Friday, March 28, 2014

Here's looking at you, Vlad


Oliver Bullough has been seeing a lot by just observing Vladimir Putin. That, and taking him at his word;
When Putin spoke to the Duma [in 1999, upon being named by Boris Yeltsin, Prime Minister], his homeland was a different, and less respected place [from the Soviet Union in which he'd grown up, and served as a KGB officer]. He spoke the language of a man who yearned for the lost certainties, who longed for a time when Moscow was to be reckoned with. He did not say it explicitly, but he was clearly stung by Russia's failure to stop Nato driving the forces of its ally, Serbia, out of Kosovo just months previously.
"Russia has been a great power for centuries, and remains so.
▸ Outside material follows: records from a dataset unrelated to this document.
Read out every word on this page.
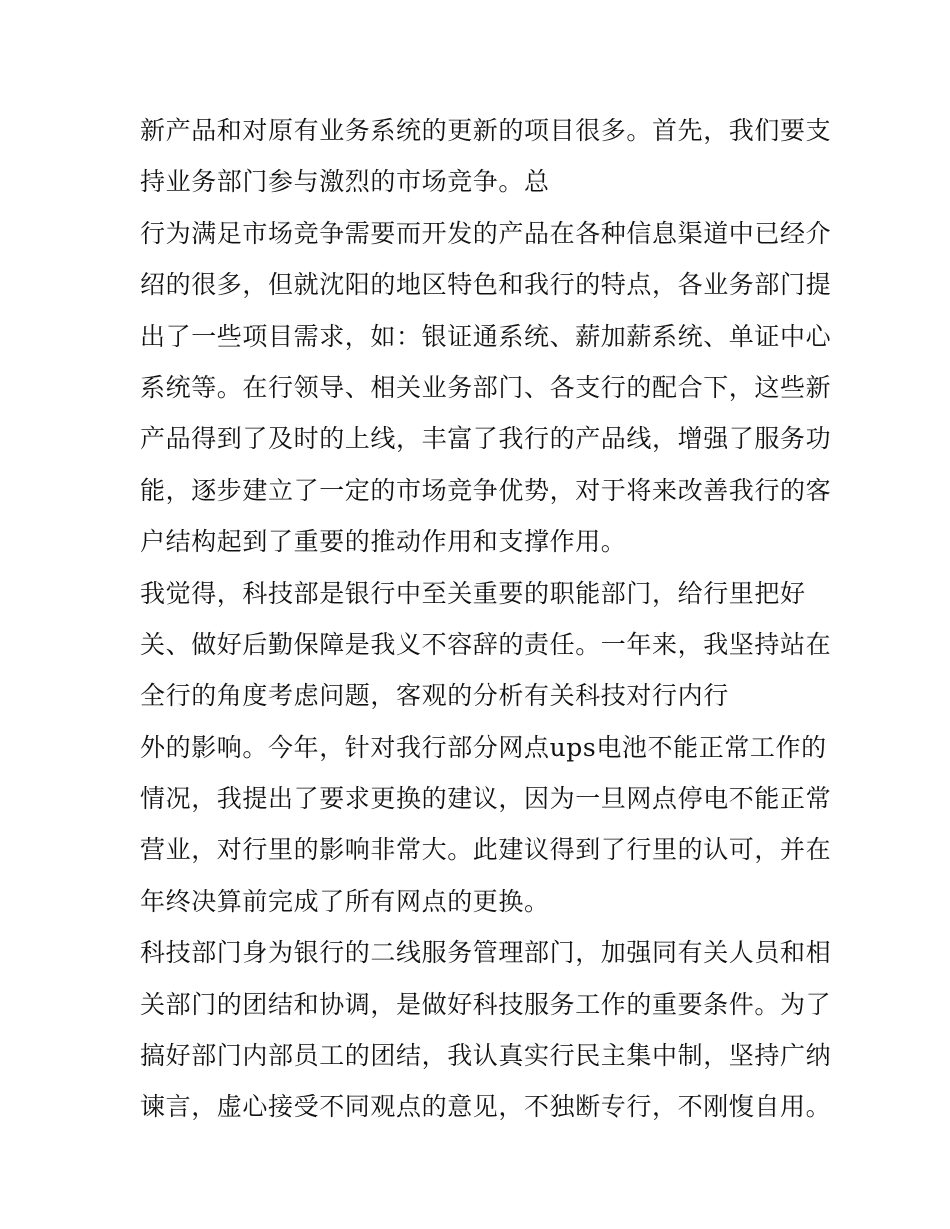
新产品和对原有业务系统的更新的项目很多。首先，我们要支
持业务部门参与激烈的市场竞争。总
行为满足市场竞争需要而开发的产品在各种信息渠道中已经介
绍的很多，但就沈阳的地区特色和我行的特点，各业务部门提
出了一些项目需求，如：银证通系统、薪加薪系统、单证中心
系统等。在行领导、相关业务部门、各支行的配合下，这些新
产品得到了及时的上线，丰富了我行的产品线，增强了服务功
能，逐步建立了一定的市场竞争优势，对于将来改善我行的客
户结构起到了重要的推动作用和支撑作用。
我觉得，科技部是银行中至关重要的职能部门，给行里把好
关、做好后勤保障是我义不容辞的责任。一年来，我坚持站在
全行的角度考虑问题，客观的分析有关科技对行内行
外的影响。今年，针对我行部分网点ups电池不能正常工作的
情况，我提出了要求更换的建议，因为一旦网点停电不能正常
营业，对行里的影响非常大。此建议得到了行里的认可，并在
年终决算前完成了所有网点的更换。
科技部门身为银行的二线服务管理部门，加强同有关人员和相
关部门的团结和协调，是做好科技服务工作的重要条件。为了
搞好部门内部员工的团结，我认真实行民主集中制，坚持广纳
谏言，虚心接受不同观点的意见，不独断专行，不刚愎自用。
It has always had and still has legitimate zones of interest ... We should not drop our guard in this respect, neither should we allow our opinion to be ignored," he said.
His domestic policy was to restore stability, to end what he called the "revolutions", that had brought Russia low. His foreign policy was to regain Russia's place in world affairs.
Those two core aims have driven everything he has done since. If only people had been listening, none of his actions would have come as a surprise to them.
As they weren't to Sarah Palin and Mitt Romney. Unfortunately, the American electorate was not listening to them in 2008 and 2012. Bullough thinks that Putin is heading for a rough patch ahead though;
Putin has succeeded in building a version of the country of his childhood, one that can act independently in the world, and one where dissent is controlled and the Kremlin's power unchallenged. But that is a double-edged sword, because the Soviet Union collapsed for a reason, and a Russia recreated in its image risks sharing its fate.
So maybe those non-Obamalike favorability ratings will be dropping. If Barack Obama is reading, that is.